PARALELO COM ORWELL E CONCLUSÃO
“Fazenda modelo” é uma alegoria muito interessante para entender aquele contexto político em que a população se viu obrigada a conviver com uma Ditadura ferrenha. Chico Buarque, em sua estreia, opta por um relato mais alegórico como forma de mostrar a realidade, mas será que a população (o gado) era capaz de entender tais metáforas? Questiono isso tendo em vista um comparativo com o escritor britânico George Orwell.
Há quem estabeleça paralelos entre esse livro e a obra “A revolução dos bichos” do citado Orwell. Afinal, temos fábulas em ambas as obras, com animais como protagonistas. Porém, na obra de Orwell, a mensagem, a moral, por assim dizer, é bem clara no final, após um relato linear de desenvolvimento dos protagonistas. É compreensível para a maioria que, após a leitura, facilmente entende a crítica ao totalitarismo. Isso, naturalmente, é uma percepção minha, baseado no que já li e escutei de opiniões sobre esse livro de Orwell.
Por sua vez, na obra de Chico Buarque, o relato foge um pouco da linearidade, com vozes narrativas variando e com uma mensagem muito presa às entrelinhas. É compreensível que, diante de uma censura ferrenha, com torturas e assassinatos sendo cometidos, Chico Buarque tenha buscado nas entrelinhas uma forma de dar o seu recado. É nobre a coragem, mas tenho lá minhas dúvidas se as pessoas exploradas da época conseguiram ter acesso à toda a riqueza metafórica da obra, até mesmo porque o gado da época era bombardeado, a todo instante, por propagandas pró-Fazenda e, a própria censura, impedia a população de ter acesso a livros que criticassem abertamente o regime. Nesse ponto, a obra musical de Chico Buarque talvez tenha conseguido burlar melhor esses impedimentos, colocados pela Ditadura Militar que alienava e maltratava o povo. Novamente, uma percepção minha.
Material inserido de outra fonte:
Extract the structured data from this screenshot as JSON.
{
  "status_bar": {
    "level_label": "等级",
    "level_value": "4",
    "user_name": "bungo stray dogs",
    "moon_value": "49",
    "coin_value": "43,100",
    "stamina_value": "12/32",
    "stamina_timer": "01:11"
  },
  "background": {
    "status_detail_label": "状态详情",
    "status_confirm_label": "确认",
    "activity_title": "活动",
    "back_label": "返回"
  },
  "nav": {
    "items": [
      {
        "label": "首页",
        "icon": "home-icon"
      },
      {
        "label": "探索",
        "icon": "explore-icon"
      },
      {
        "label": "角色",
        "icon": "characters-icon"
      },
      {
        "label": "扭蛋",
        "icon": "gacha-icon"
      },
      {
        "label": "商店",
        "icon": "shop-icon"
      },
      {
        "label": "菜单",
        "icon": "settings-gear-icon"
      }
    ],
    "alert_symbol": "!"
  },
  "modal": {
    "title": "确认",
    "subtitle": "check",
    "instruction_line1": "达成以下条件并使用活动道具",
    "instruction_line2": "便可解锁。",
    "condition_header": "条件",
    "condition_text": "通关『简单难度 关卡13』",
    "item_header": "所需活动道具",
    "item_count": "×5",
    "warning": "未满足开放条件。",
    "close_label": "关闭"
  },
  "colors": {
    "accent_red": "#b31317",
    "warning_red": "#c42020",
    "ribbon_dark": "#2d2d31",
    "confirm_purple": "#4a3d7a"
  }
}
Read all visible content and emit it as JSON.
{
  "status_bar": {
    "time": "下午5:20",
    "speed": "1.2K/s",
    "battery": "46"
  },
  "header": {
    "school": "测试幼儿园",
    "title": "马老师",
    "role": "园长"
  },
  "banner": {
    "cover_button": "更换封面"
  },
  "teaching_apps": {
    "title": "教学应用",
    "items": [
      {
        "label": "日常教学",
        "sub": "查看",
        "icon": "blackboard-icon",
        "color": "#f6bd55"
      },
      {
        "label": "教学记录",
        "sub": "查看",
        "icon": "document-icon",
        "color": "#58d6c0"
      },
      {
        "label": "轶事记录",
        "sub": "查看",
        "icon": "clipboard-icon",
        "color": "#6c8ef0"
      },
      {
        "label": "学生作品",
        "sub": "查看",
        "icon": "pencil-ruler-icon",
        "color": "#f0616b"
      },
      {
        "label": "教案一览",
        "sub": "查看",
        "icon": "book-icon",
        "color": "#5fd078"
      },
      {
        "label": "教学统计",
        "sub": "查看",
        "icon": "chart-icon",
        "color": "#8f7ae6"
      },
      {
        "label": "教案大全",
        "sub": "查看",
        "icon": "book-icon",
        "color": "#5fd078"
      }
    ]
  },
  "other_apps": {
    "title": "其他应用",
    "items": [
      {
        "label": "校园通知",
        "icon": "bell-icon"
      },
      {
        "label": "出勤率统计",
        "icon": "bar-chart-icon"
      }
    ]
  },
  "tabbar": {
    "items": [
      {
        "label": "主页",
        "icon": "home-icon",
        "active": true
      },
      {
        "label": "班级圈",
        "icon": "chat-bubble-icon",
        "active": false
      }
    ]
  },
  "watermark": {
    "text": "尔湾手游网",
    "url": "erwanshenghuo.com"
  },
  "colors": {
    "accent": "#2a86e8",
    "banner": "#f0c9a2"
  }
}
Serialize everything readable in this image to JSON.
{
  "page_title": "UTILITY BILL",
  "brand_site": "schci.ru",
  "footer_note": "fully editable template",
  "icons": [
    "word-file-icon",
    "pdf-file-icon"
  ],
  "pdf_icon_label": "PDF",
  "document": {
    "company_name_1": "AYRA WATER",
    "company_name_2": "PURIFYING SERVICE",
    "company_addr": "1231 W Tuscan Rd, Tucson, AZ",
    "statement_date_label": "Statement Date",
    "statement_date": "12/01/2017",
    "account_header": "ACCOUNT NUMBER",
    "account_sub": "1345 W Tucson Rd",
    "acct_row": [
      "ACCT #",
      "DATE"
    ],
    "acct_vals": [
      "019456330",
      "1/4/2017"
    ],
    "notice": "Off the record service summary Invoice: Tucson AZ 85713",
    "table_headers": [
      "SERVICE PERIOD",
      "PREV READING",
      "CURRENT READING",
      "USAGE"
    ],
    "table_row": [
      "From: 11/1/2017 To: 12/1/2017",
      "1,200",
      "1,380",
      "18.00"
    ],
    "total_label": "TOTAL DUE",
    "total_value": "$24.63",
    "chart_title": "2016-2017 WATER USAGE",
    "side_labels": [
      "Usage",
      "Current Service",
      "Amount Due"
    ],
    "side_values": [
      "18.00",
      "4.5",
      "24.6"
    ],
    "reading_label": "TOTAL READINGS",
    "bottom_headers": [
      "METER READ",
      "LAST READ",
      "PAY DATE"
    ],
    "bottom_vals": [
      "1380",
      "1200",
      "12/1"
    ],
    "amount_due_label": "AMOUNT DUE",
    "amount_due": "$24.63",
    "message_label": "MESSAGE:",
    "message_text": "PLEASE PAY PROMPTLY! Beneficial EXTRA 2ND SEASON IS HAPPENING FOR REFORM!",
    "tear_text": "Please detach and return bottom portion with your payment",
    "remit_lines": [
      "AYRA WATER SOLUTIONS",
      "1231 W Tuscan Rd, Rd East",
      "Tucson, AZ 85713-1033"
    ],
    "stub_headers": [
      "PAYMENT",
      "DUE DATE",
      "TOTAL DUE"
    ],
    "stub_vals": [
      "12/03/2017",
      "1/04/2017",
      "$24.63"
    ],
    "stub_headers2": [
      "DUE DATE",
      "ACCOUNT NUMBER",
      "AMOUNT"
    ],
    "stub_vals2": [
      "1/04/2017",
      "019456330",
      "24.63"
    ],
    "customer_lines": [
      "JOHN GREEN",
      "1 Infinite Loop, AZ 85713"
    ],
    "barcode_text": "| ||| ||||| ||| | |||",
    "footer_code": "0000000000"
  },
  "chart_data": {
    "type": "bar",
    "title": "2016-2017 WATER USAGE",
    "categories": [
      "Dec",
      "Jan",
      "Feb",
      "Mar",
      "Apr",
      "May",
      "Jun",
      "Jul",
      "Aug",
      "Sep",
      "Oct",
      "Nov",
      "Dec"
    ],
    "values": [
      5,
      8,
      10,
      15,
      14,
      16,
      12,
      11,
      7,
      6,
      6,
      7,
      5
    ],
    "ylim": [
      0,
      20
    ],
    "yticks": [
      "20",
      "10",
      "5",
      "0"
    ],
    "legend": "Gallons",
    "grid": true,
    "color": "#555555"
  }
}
É interessante observar como que Chico Buarque enxergou e criticou o embuste que foi o “milagre econômico”, algo que, mesmo com o distanciamento histórico e todo o acervo robusto de obras sobre os anos de chumbo, ainda existam na atualidade pessoas que não enxerguem o óbvio. Pessoas que, infelizmente, acabam elegendo e defendendo juvenais opressores.
“Fazenda modelo”, embora não seja a obra-prima de Chico Buarque, é um livro ótimo que já mostrava o potencial do artista como escritor, algo que certamente foi desenvolvido nas obras seguintes, que lhe renderam os mais merecidos prêmios. Devido aos muros impostos pelo regime, a obra não teve, talvez, o alcance merecido, mas é inegável sua capacidade de insinuar, ainda que nas entrelinhas, a exploração imposta ao gado.
A maior parte da população do Brasil ainda constitui o gado que Chico Buarque procurou alertar. E esse alerta só será escutado na medida em que a manada tomar ciência de quem realmente lucra com a fazenda.
E existe uma pequena parcela da população, um outro tipo de gado, que escolheu se alienar e que é uma vergonha para toda a classe animal. É uma vergonha no sentido de não apenas defender quem oprime os animais da fazenda, mas no sentido de também sentir prazer nas punições impostas pelo cabresto e outros instrumentos. É masoquismo doentio.
A leitura de “Fazenda modelo”, de Chico Buarque, é, portanto, uma experiência que permite olhar para nós mesmos, para como estávamos, como estamos e, naturalmente, onde não queremos estar. E não deveríamos querer estar no curral, com tantos campos floridos em nossa região.